Like Nandalal Bose, Mukherjee focused on addressing issues related to art teaching methods that transgressed the boundaries of conventional curriculums. He was a key figure in creating the educational framework at Santiniketan, and continued to explore the cultural interfaces and common grounds between art and craft traditions throughout his life. As both artist and teacher, Benodebehari Mukherjee became a major influence on several generations of Indian artists including Ramkinkar Baij, Somnath Hore, K.G. Subramanyan, Riten Mazumdar, Gulammohammed Sheikh, A. Ramachandran and Satyajit Ray, who were inspired by his innovative pedagogy, clarity of thought, and versatility.

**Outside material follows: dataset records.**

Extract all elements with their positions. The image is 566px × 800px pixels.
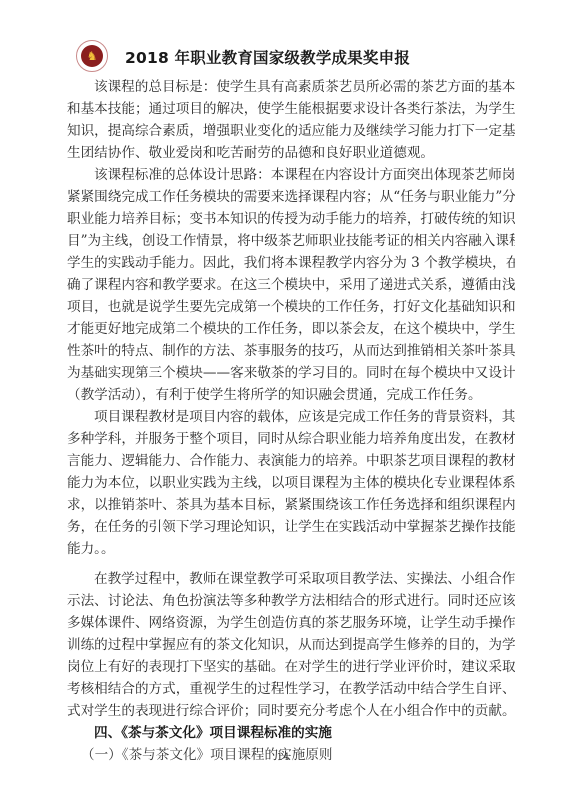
text-line: 才能更好地完成第二个模块的工作任务，即以茶会友，在这个模块中，学生学会了五种代表: [67, 318, 515, 340]
text-line: 确了课程内容和教学要求。在这三个模块中，采用了递进式关系，遵循由浅入深的原则设计: [67, 274, 515, 296]
text-line: 能力为本位，以职业实践为主线，以项目课程为主体的模块化专业课程体系”的总体设计要: [67, 472, 515, 494]
text-line: （教学活动），有利于使学生将所学的知识融会贯通，完成工作任务。: [67, 384, 515, 406]
paragraph-teaching-process: 在教学过程中，教师在课堂教学可采取项目教学法、实操法、小组合作学习法、教师演 示…: [67, 568, 515, 722]
paragraph-design-approach: 该课程标准的总体设计思路：本课程在内容设计方面突出体现茶艺师岗位职业能力本位， …: [67, 164, 515, 406]
text-line: 学生的实践动手能力。因此，我们将本课程教学内容分为 3 个教学模块，在每个模块中…: [67, 252, 515, 274]
header-title: 2018 年职业教育国家级教学成果奖申报: [125, 46, 410, 68]
text-line: 职业能力培养目标；变书本知识的传授为动手能力的培养，打破传统的知识传授方式，以“…: [67, 208, 515, 230]
text-line: 项目，也就是说学生要先完成第一个模块的工作任务，打好文化基础知识和技能基础知识，: [67, 296, 515, 318]
text-line: 务，在任务的引领下学习理论知识，让学生在实践活动中掌握茶艺操作技能，提高职业岗位: [67, 516, 515, 538]
text-line: 为基础实现第三个模块——客来敬茶的学习目的。同时在每个模块中又设计不同的训练模块: [67, 362, 515, 384]
text-line: 式对学生的表现进行综合评价；同时要充分考虑个人在小组合作中的贡献。: [67, 700, 515, 722]
text-line: 和基本技能；通过项目的解决，使学生能根据要求设计各类行茶法，为学生正确运用茶文化: [67, 98, 515, 120]
text-line: 该课程标准的总体设计思路：本课程在内容设计方面突出体现茶艺师岗位职业能力本位，: [67, 164, 515, 186]
paragraph-course-goal: 该课程的总目标是：使学生具有高素质茶艺员所必需的茶艺方面的基本理论、基本知识 和…: [67, 76, 515, 164]
horse-emblem-icon: ♞: [81, 45, 103, 67]
text-line: 性茶叶的特点、制作的方法、茶事服务的技巧，从而达到推销相关茶叶茶具的目的，并以此: [67, 340, 515, 362]
text-line: 项目课程教材是项目内容的载体，应该是完成工作任务的背景资料，其知识内容来自于: [67, 406, 515, 428]
document-page: ♞ 2018 年职业教育国家级教学成果奖申报 该课程的总目标是：使学生具有高素质…: [0, 0, 566, 800]
text-line: 考核相结合的方式，重视学生的过程性学习，在教学活动中结合学生自评、他评和师评的形: [67, 678, 515, 700]
text-line: 在教学过程中，教师在课堂教学可采取项目教学法、实操法、小组合作学习法、教师演: [67, 568, 515, 590]
text-line: 该课程的总目标是：使学生具有高素质茶艺员所必需的茶艺方面的基本理论、基本知识: [67, 76, 515, 98]
document-body: 该课程的总目标是：使学生具有高素质茶艺员所必需的茶艺方面的基本理论、基本知识 和…: [67, 76, 515, 766]
page-number: 14: [0, 752, 566, 763]
text-line: 能力。。: [67, 538, 515, 560]
paragraph-textbook: 项目课程教材是项目内容的载体，应该是完成工作任务的背景资料，其知识内容来自于 多…: [67, 406, 515, 560]
text-line: 训练的过程中掌握应有的茶文化知识，从而达到提高学生修养的目的，为学生在日后的工作: [67, 634, 515, 656]
text-line: 岗位上有好的表现打下坚实的基础。在对学生的进行学业评价时，建议采取理论考核与实操: [67, 656, 515, 678]
text-line: 知识，提高综合素质，增强职业变化的适应能力及继续学习能力打下一定基础；从而培养学: [67, 120, 515, 142]
text-line: 多媒体课件、网络资源，为学生创造仿真的茶艺服务环境，让学生动手操作，合作学习，在: [67, 612, 515, 634]
text-line: 求，以推销茶叶、茶具为基本目标，紧紧围绕该工作任务选择和组织课程内容，突出工作任: [67, 494, 515, 516]
section-heading: 四、《茶与茶文化》项目课程标准的实施: [67, 722, 515, 744]
text-line: 多种学科，并服务于整个项目，同时从综合职业能力培养角度出发，在教材中应十分注意语: [67, 428, 515, 450]
text-line: 生团结协作、敬业爱岗和吃苦耐劳的品德和良好职业道德观。: [67, 142, 515, 164]
page-header: ♞ 2018 年职业教育国家级教学成果奖申报: [76, 38, 108, 74]
school-emblem-icon: ♞: [76, 40, 108, 72]
text-line: 目”为主线，创设工作情景，将中级茶艺师职业技能考证的相关内容融入课程教学中，培养: [67, 230, 515, 252]
text-line: 紧紧围绕完成工作任务模块的需要来选择课程内容；从“任务与职业能力”分析出发，设定: [67, 186, 515, 208]
text-line: 言能力、逻辑能力、合作能力、表演能力的培养。中职茶艺项目课程的教材编写，要坚持“…: [67, 450, 515, 472]
text-line: 示法、讨论法、角色扮演法等多种教学方法相结合的形式进行。同时还应该充分利用投影、: [67, 590, 515, 612]
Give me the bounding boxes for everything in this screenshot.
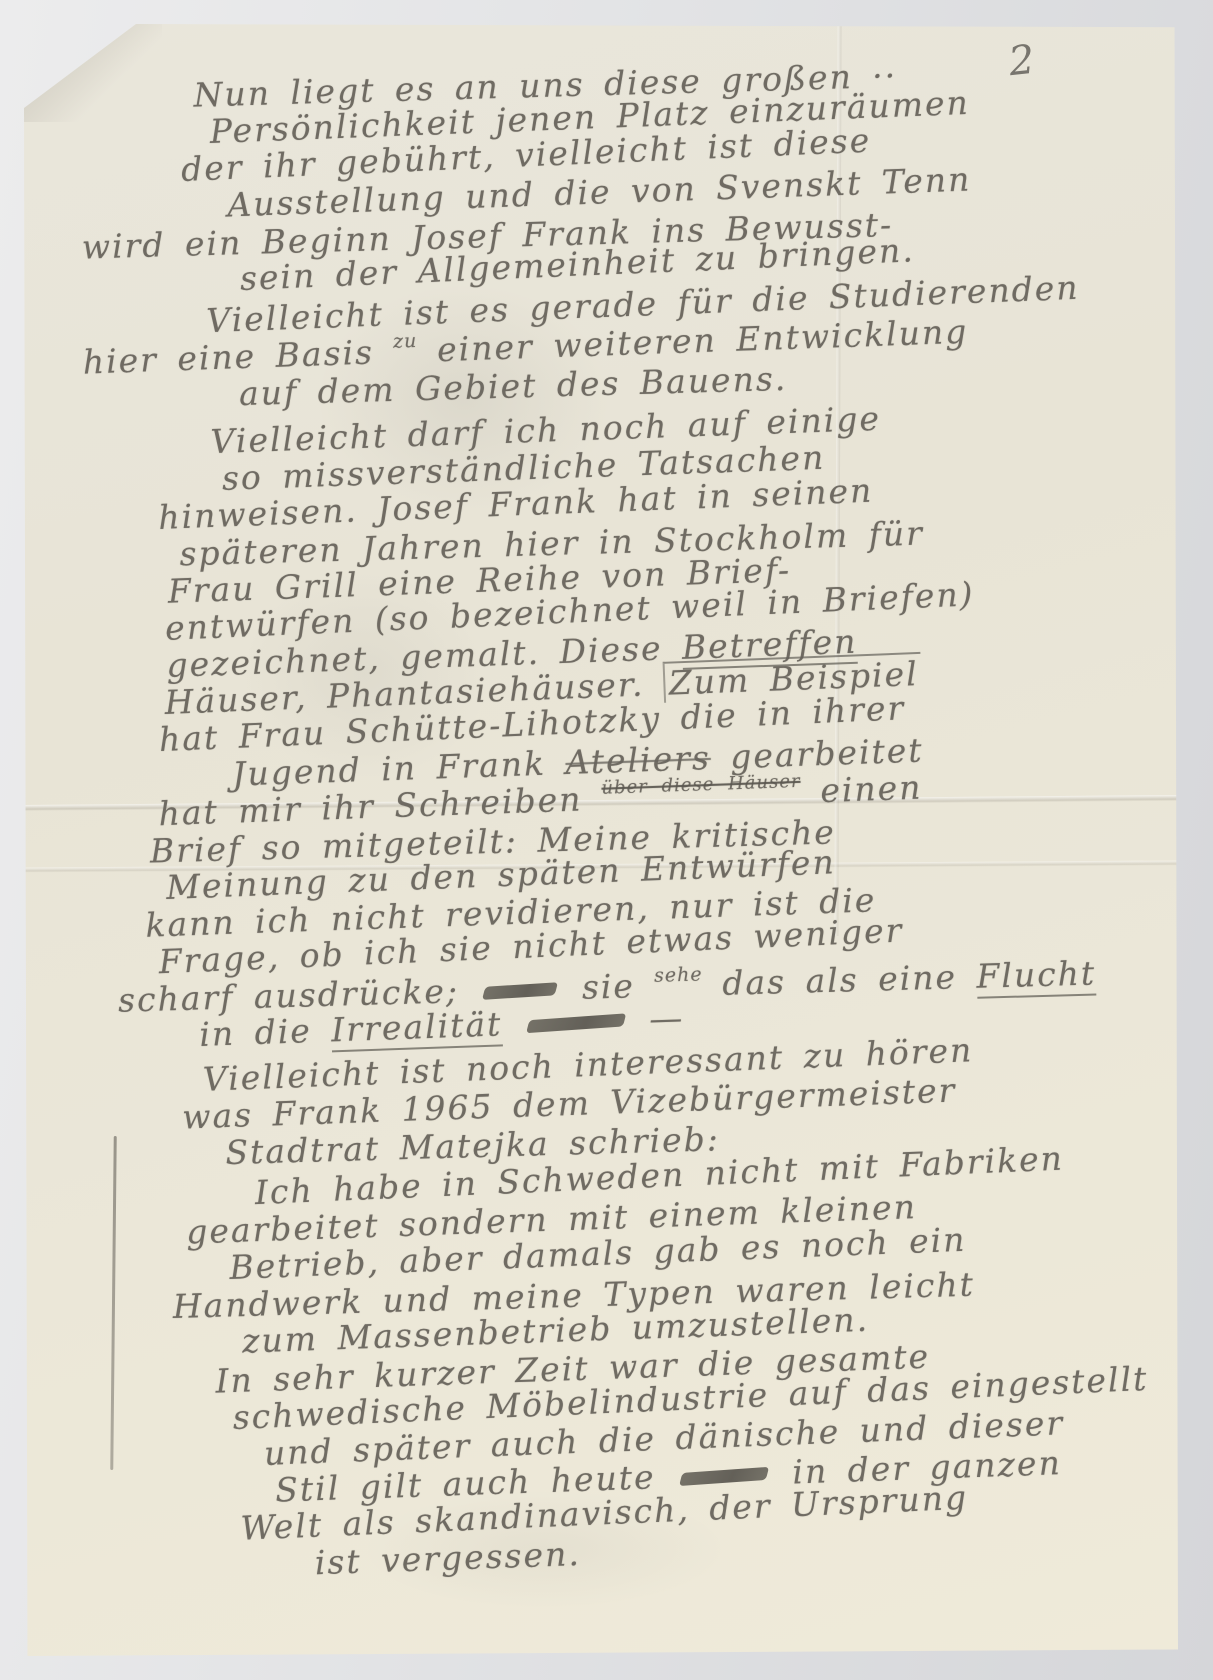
text-segment-blot	[482, 982, 558, 1000]
text-segment-blot	[679, 1467, 769, 1486]
text-segment-underline: Flucht	[976, 953, 1097, 998]
text-segment-insert: zu	[393, 341, 417, 342]
text-segment-insert-strike: über diese Häuser	[601, 782, 800, 789]
text-segment: das als eine	[702, 957, 977, 1004]
text-segment-blot	[526, 1013, 626, 1033]
text-segment-insert: sehe	[654, 974, 702, 975]
text-segment: einen	[800, 768, 923, 811]
text-segment	[502, 1004, 523, 1044]
handwritten-text: Nun liegt es an uns diese großen ··Persö…	[38, 43, 1204, 1589]
text-segment: sie	[562, 966, 655, 1008]
manuscript-page: 2 Nun liegt es an uns diese großen ··Per…	[24, 24, 1178, 1656]
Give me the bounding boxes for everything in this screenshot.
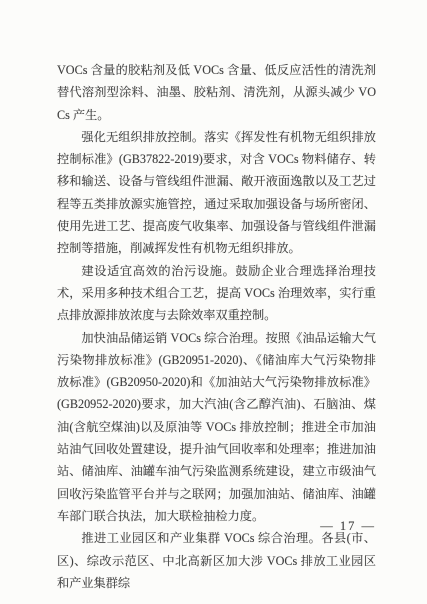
paragraph: 推进工业园区和产业集群 VOCs 综合治理。各县(市、区)、综改示范区、中北高新… [57, 527, 376, 594]
page-number: — 17 — [57, 519, 376, 534]
paragraph: 强化无组织排放控制。落实《挥发性有机物无组织排放控制标准》(GB37822-20… [57, 126, 376, 260]
paragraph: VOCs 含量的胶粘剂及低 VOCs 含量、低反应活性的清洗剂替代溶剂型涂料、油… [57, 59, 376, 126]
page-body-text: VOCs 含量的胶粘剂及低 VOCs 含量、低反应活性的清洗剂替代溶剂型涂料、油… [57, 59, 376, 594]
paragraph: 建设适宜高效的治污设施。鼓励企业合理选择治理技术，采用多种技术组合工艺，提高 V… [57, 260, 376, 327]
document-page: VOCs 含量的胶粘剂及低 VOCs 含量、低反应活性的清洗剂替代溶剂型涂料、油… [0, 0, 427, 604]
paragraph: 加快油品储运销 VOCs 综合治理。按照《油品运输大气污染物排放标准》(GB20… [57, 327, 376, 528]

To date, three retrospectives of Mukherjee’s work have been held in India: first at the Indian Museum, Calcutta, in 1959, then in New Delhi in 1969, and most recently at the National Gallery of Modern Art, New Delhi, in 2006-07. Over the past few years, the artist’s works have been included in international group exhibitions like Documenta 14 in Athens in 2017, displayed as part of the permanent collection of museums like Tate Modern, London, and presented in important solo exhibitions at Vadehra Art Gallery, New Delhi, in 2019, and David Zwirner, London, in 2020. His works are also part of the collections of the Museum of Modern Art, New York, and the Victoria & Albert Museum, London.
Benodebehari Mukherjee passed away in 1980, survived at the time by his wife, Leela, and daughter, Mrinalini. Christie’s is honored to represent Benodebehari Mukherjee’s life and artistic practice through this important selection of his work spanning five decades from the collection of the Mrinalini Mukherjee Foundation.